Abidjan — Chaque année, l'Etat de Côte d'Ivoire paie une facture d'eau de près de 10 milliards de francs. Et 60% de ce montant représentent le gaspillage déploré. Soit, 6 milliards de francs que l'Etat paie pour rien. Cette révélation a été faite par le chef du service des dépenses d'eau de l'Etat, à la direction de l'hydraulique humaine, Gadou Abel, lors de la cérémonie de lancement des activités de la brigade de contrôle des abonnements et du patrimoine de l'Etat, une structure qui vient d'être créée à la direction du patrimoine de l'Etat.
C'est un audit diligenté par le ministère des Infrastructures économiques qui a permis de situer les autorités sur le niveau de gaspillage dont l'Etat est auteur en matière de consommation d'eau. L'étude révèle qu'au nombre des plus gros consommateurs, figurent le camp de gendarmerie Agban, le camp militaire Akouédo, le centre régionale des oeuvres universitaires. Le camp Agban, à lui seul, consomme 400 millions au lieu de 50 millions pour une population de 2 mille habitants. A titre de comparaison, M. Gadou révèle que la consommation de cette cité dépasse celle de la ville de Daloa Ceci, à cause du gaspillage. «60% de gaspillage c'est ahurissant pour un pays pauvre», a déploré le ministre délégué à l'Economie et aux Finances, Diby Koffi Charles, venu présider la cérémonie. Le gaspillage est pour lui un frein à l'investissement utile pour la création de richesses. A propos de la brigade, il a insisté sur le fait qu'elle n'est pas créée contre quelqu'un, mais bien contre un fléau que tout le monde devra combattre Et le premier sur qui la lourde responsabilité de ce combat repose est le directeur du patrimoine, Boubli Goredjé. Le ministre le lui a signifié. Une évaluation est prévue dans 6 mois. Et le ministre promet que le directeur du Budget fera les investissements nécessaires. A ce sujet, M. Gadou a fait savoir qu'un investissement de 40 millions suffirait pour économiser 350 milliards au camp Agban.

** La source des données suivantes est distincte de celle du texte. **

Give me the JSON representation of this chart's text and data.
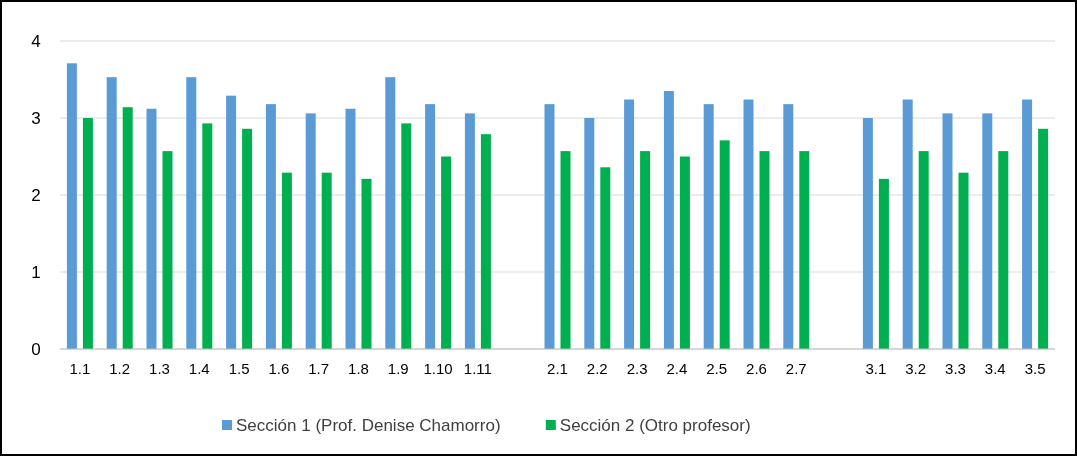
{
  "chart_data": {
    "type": "bar",
    "categories": [
      "1.1",
      "1.2",
      "1.3",
      "1.4",
      "1.5",
      "1.6",
      "1.7",
      "1.8",
      "1.9",
      "1.10",
      "1.11",
      null,
      "2.1",
      "2.2",
      "2.3",
      "2.4",
      "2.5",
      "2.6",
      "2.7",
      null,
      "3.1",
      "3.2",
      "3.3",
      "3.4",
      "3.5"
    ],
    "series": [
      {
        "name": "Sección 1 (Prof. Denise Chamorro)",
        "color": "#5b9bd5",
        "values": [
          3.71,
          3.53,
          3.12,
          3.53,
          3.29,
          3.18,
          3.06,
          3.12,
          3.53,
          3.18,
          3.06,
          null,
          3.18,
          3.0,
          3.24,
          3.35,
          3.18,
          3.24,
          3.18,
          null,
          3.0,
          3.24,
          3.06,
          3.06,
          3.24
        ]
      },
      {
        "name": "Sección 2 (Otro profesor)",
        "color": "#00b050",
        "values": [
          3.0,
          3.14,
          2.57,
          2.93,
          2.86,
          2.29,
          2.29,
          2.21,
          2.93,
          2.5,
          2.79,
          null,
          2.57,
          2.36,
          2.57,
          2.5,
          2.71,
          2.57,
          2.57,
          null,
          2.21,
          2.57,
          2.29,
          2.57,
          2.86
        ]
      }
    ],
    "ylim": [
      0,
      4
    ],
    "yticks": [
      0,
      1,
      2,
      3,
      4
    ],
    "grid": "y",
    "legend": "bottom"
  }
}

Les investissements sont d'autant nécessaires que nombre de causes du gaspillage sont liées à la vétusté des équipements. Aussi bien en ce qui concerne les abonnements d'eau que ceux de l'électricité. L'Etat, faut-il savoir, paie en moyenne chaque année 30 milliards de francs en abonnement d'eau et de courant électrique.

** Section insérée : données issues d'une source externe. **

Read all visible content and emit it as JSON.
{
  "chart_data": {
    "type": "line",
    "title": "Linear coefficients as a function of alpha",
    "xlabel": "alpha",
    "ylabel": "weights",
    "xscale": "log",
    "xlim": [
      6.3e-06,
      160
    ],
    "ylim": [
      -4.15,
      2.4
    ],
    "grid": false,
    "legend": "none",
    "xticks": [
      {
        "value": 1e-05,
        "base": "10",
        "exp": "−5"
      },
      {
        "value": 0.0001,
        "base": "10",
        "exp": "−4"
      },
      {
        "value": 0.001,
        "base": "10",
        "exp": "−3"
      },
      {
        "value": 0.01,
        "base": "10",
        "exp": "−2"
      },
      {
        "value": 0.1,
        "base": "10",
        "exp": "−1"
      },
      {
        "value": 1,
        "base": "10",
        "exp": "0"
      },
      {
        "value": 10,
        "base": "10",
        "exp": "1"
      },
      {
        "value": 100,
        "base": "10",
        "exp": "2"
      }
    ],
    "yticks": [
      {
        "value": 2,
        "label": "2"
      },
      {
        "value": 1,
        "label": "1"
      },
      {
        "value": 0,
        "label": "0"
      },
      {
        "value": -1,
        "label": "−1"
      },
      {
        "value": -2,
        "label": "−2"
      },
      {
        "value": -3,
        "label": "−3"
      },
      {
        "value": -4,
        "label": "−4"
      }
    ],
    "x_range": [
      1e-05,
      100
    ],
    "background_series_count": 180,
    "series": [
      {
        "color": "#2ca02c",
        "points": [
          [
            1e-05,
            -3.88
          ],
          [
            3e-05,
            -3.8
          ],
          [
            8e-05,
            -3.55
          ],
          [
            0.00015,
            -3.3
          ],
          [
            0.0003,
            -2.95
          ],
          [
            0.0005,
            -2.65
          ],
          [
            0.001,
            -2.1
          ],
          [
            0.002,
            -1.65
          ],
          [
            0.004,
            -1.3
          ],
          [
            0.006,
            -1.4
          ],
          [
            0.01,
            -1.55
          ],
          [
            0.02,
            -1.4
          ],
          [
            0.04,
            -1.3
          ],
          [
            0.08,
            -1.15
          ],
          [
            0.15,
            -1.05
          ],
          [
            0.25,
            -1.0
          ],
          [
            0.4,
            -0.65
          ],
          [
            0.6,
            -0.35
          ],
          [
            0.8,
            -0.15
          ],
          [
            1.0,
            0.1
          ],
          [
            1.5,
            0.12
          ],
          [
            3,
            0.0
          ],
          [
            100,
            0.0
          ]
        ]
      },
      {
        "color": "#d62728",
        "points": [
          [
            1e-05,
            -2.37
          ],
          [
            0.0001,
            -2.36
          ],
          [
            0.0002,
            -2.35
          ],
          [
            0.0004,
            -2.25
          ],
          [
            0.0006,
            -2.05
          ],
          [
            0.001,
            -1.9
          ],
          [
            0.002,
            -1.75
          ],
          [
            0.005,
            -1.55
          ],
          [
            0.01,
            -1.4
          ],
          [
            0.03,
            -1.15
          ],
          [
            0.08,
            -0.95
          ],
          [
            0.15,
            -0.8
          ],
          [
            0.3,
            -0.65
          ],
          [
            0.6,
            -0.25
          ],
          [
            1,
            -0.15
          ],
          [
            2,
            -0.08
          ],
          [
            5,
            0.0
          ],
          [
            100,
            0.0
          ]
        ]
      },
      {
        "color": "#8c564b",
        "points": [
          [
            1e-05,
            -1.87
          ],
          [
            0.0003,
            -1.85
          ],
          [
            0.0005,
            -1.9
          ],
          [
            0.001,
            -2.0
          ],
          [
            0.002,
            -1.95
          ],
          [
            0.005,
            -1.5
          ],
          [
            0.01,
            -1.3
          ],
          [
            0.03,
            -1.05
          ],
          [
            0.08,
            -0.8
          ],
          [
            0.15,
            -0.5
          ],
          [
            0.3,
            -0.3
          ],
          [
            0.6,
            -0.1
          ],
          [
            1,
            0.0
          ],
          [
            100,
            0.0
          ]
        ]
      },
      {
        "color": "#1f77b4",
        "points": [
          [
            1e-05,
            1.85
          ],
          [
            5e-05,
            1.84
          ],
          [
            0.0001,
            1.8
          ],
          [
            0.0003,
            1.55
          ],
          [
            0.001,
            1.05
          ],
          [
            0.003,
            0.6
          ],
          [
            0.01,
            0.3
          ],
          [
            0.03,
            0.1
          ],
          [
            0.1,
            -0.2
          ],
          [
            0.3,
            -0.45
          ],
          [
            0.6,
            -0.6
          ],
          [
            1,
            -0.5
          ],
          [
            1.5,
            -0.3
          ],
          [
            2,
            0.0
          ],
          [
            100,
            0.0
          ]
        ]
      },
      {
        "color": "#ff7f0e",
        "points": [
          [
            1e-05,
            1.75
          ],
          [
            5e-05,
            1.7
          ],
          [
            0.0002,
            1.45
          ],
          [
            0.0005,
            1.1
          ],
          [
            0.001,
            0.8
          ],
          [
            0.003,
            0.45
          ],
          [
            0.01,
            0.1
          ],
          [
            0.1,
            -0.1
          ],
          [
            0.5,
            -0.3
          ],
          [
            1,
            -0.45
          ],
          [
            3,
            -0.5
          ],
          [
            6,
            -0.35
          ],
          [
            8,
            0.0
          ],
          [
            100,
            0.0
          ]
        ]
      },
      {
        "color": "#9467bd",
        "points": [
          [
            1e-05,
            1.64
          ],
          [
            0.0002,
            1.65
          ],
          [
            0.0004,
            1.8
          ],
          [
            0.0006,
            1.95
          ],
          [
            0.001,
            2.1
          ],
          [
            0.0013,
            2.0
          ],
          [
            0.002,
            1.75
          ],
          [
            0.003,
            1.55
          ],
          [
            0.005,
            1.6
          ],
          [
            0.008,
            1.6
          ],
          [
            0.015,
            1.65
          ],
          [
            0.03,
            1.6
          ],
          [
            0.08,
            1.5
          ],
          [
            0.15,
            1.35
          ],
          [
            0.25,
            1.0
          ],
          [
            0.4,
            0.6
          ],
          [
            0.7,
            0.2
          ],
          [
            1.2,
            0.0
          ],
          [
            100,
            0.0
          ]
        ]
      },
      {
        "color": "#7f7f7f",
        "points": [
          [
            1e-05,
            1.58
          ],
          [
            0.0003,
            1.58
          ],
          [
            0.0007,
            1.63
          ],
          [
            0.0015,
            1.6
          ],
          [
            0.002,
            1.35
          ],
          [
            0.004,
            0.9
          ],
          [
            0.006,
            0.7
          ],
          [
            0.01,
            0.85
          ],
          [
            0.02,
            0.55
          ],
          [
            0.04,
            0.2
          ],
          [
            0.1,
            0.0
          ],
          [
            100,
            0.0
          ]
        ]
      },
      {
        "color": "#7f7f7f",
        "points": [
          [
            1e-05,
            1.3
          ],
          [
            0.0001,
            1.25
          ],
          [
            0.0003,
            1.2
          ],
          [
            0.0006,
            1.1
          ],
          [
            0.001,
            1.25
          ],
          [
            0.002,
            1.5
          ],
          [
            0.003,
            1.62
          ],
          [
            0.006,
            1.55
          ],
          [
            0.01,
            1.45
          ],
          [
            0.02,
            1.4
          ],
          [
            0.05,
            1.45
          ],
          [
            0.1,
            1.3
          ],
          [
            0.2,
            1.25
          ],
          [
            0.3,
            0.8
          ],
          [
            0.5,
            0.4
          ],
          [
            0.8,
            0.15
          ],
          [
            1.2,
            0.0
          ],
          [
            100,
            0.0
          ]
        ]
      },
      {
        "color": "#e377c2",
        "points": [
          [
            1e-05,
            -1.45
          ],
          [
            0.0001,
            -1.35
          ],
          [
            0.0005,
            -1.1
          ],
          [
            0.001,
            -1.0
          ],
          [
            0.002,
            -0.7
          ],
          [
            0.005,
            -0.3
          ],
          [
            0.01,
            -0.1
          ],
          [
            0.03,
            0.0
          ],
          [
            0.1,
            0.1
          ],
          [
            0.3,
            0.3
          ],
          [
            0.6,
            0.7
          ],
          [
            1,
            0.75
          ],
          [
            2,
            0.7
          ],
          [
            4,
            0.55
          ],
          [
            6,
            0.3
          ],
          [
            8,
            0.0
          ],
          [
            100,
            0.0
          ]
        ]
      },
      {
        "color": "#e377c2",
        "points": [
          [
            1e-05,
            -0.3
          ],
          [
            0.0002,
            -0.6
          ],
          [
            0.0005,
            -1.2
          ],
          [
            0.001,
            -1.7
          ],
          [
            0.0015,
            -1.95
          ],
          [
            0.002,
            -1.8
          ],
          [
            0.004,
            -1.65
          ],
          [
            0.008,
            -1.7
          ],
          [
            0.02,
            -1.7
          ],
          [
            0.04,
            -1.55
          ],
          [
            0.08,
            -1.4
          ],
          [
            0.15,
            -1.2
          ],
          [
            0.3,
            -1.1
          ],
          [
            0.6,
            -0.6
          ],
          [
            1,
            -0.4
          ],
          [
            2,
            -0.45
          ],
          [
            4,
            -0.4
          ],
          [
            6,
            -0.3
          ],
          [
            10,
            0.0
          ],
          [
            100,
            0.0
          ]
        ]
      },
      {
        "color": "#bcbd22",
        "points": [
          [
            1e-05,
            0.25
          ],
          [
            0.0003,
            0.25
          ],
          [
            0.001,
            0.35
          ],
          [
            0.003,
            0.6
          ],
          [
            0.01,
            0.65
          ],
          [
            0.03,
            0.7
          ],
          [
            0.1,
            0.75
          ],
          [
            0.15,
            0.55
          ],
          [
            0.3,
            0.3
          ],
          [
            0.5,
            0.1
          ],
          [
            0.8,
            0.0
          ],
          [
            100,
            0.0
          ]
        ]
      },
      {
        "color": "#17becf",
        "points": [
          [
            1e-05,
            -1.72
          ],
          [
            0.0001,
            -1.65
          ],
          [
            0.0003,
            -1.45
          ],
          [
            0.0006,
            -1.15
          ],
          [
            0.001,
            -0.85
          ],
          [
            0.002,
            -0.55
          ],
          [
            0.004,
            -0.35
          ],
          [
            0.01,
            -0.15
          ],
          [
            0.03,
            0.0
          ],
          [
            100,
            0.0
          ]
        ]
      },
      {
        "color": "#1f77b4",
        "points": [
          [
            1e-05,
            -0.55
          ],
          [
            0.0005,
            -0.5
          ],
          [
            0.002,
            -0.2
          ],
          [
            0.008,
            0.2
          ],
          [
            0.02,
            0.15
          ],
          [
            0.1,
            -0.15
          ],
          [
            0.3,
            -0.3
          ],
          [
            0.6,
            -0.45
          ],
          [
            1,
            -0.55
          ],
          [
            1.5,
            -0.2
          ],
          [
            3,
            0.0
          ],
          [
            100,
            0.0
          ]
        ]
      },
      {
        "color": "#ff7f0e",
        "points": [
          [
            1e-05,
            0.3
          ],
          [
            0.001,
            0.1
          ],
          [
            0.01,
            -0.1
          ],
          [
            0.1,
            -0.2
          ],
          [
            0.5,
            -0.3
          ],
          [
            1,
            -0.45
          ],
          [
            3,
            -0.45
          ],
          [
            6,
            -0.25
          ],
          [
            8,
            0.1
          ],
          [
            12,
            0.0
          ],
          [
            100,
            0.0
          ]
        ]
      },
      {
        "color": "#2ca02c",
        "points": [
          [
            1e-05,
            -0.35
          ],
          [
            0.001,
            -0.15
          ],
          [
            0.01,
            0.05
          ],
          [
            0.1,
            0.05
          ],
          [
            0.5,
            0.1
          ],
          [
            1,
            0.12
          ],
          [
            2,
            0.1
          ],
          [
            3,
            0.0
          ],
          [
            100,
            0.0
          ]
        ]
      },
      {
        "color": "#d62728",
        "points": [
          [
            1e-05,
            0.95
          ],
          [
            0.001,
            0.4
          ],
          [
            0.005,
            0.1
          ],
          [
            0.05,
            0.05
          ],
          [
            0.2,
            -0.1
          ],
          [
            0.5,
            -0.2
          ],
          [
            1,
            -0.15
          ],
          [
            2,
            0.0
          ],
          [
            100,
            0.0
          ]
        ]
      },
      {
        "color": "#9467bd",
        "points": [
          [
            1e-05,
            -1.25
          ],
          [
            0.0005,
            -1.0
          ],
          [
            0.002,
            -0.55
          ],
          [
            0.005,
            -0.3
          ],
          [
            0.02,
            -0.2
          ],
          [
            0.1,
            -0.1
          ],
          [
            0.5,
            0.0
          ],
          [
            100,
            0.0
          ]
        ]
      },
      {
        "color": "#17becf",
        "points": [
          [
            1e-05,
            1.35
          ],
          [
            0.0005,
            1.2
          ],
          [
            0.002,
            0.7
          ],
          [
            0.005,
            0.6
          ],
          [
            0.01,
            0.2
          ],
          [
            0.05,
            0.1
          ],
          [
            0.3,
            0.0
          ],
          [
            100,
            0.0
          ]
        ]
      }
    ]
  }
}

Le directeur général du Budget et des Finances, Kouassi Kouamé, souhaite que les différents responsables accordent leur collaboration afin de faciliter la mission de la brigade de contrôle des abonnements et du patrimoine. Cette nouvelle structure, comme l'a présentée le directeur du patrimoine, se chargera, entre autres de contrôler régulièrement les installations, de lutter contre les branchements illicites, de veiller à l'utilisation rationnelle de l'eau et de l'électricité, de rechercher les biens d'équipement volés. Elle est composée de 30 éléments.